Cela prend la forme d'un vitrage complet, livré pratiquement "prêt-à-monter", qui requiert un minimum d'opérations durant la phase d'assemblage sur les véhicules.
Ainsi, chez St-Gobain, on pratique l'extrusion directe d'un profil caoutchouc sur le verre, servant par exemple à la fixation et l'étanchéité d'un toit panoramique. Outre la rentabilité pour le constructeur, une telle technologie améliore sensiblement le style et l'aérodynamique, par la suppression de joint apparent. Pour faciliter les opérations de montage sur ligne, on peut aussi encapsuler un joint autour d'un vitrage, en surmoulant le verre par une matière plastique. Des composants additionnels tels que des vis, embases, connecteurs… servant à des fonctions annexes, peuvent même être ajoutés au vitrage durant la phase d'encapsulation.
A l'avenir
Les surfaces vitrées allant croissantes dans les automobiles modernes, chacun se prend à rêver à de nouvelles fonctionnalités. C'est ainsi, par exemple, que l'on voit apparaître des antennes intégrées pour tout un éventail d'utilisations, de la réception d'un programme radio aux signaux de télévision, en passant, bien sûr, par ceux des systèmes GPS, du téléphone…, pour lesquels il faudrait normalement plusieurs types d'antennes. Les bénéfices sont multiples. On citera pêle-mêle l'agrément visuel, le regroupement des fonctions, la quasi-disparition du risque de vandalisme… Les antennes intégrées dans une vitre présentent enfin d'excellentes qualités de réception, dues aux propriétés diélectriques intrinsèques du verre…
Mais les ingénieurs travaillent aussi sur des vitrages dits "intelligents", toujours sur la base du feuilletage, qui offre décidément un panel illimité de possibilités. En plus de l'intercalaire PVB placé entre les deux couches de verre formant le vitrage définitif, on ajoute par exemple une couche "électrochrome" supplémentaire qui, sous les sollicitations électriques (1,5 V), va foncer ou éclaircir la surface vitrée. St-Gobain équipe déjà une voiture d'exception avec ce procédé. Il s'agit du toit panoramique de la Ferrari Superamerica. En poussant un peu plus le raisonnement, un vitrage électroluminescent a même vu le jour.

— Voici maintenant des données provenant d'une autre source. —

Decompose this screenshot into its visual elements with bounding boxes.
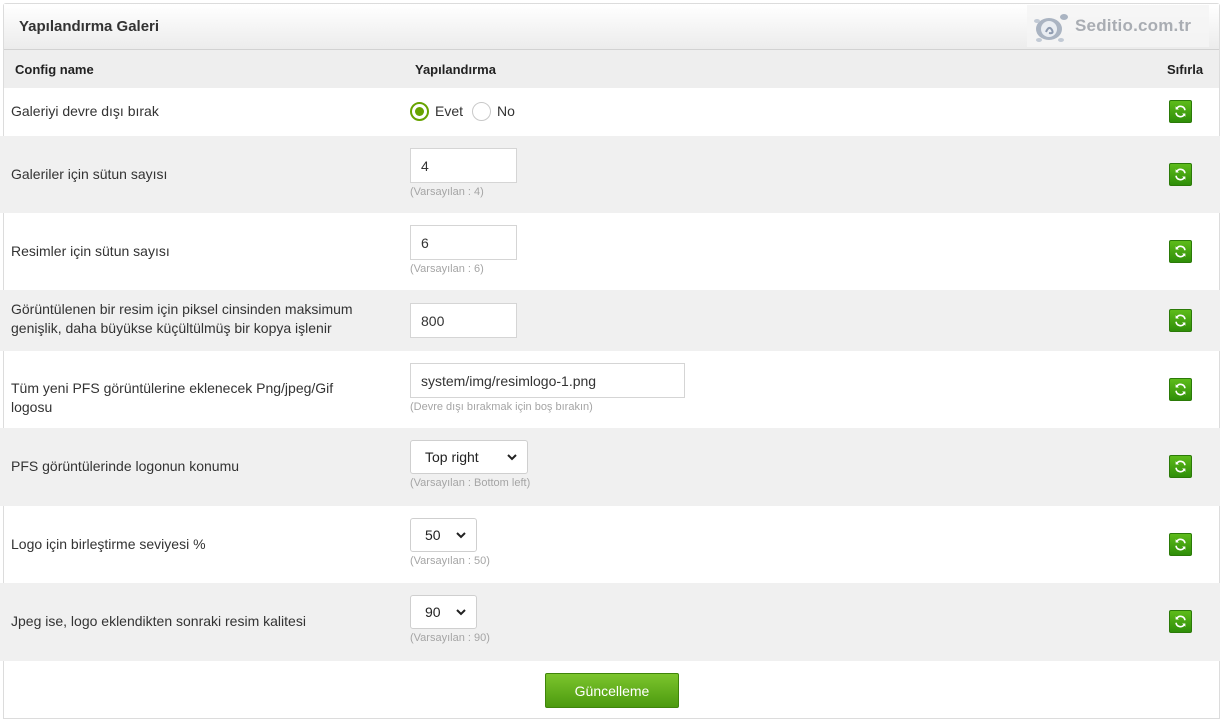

Cette fois, la couche ajoutée entre les deux strates de verre vise à modifier la transparence de la surface vitrée, et même à donner une ambiance particulière à l'intérieur du véhicule, par un jeu de lumières allumées/éteintes. Enfin, pour les plus férus de hautes technologies, l'application la plus surprenante consiste à intégrer des signaux vidéo dans un pare-brise par exemple. Entendons-nous bien, nous ne parlons pas ici d'une projection sur le vitrage, mais bien d'une image générée entre les deux couches de verre ! Ce qui ouvre la voie à de nombreuses applications telles que la vision tête haute des indications de tableau de bord, mais aussi, pourquoi pas, le visionnage de films pour les passagers, où encore des indications d'alertes routières…
Bref, le secteur du vitrage reste particulièrement dynamique, à la fois chez les équipementiers, qui développent des produits innovants, mais aussi chez les constructeurs, qui comprennent le fantastique potentiel commercial que représente le vitrage. Reste maintenant à expliquer au réseau de vente comment mettre en valeur ces éléments, vecteurs de forte différenciation.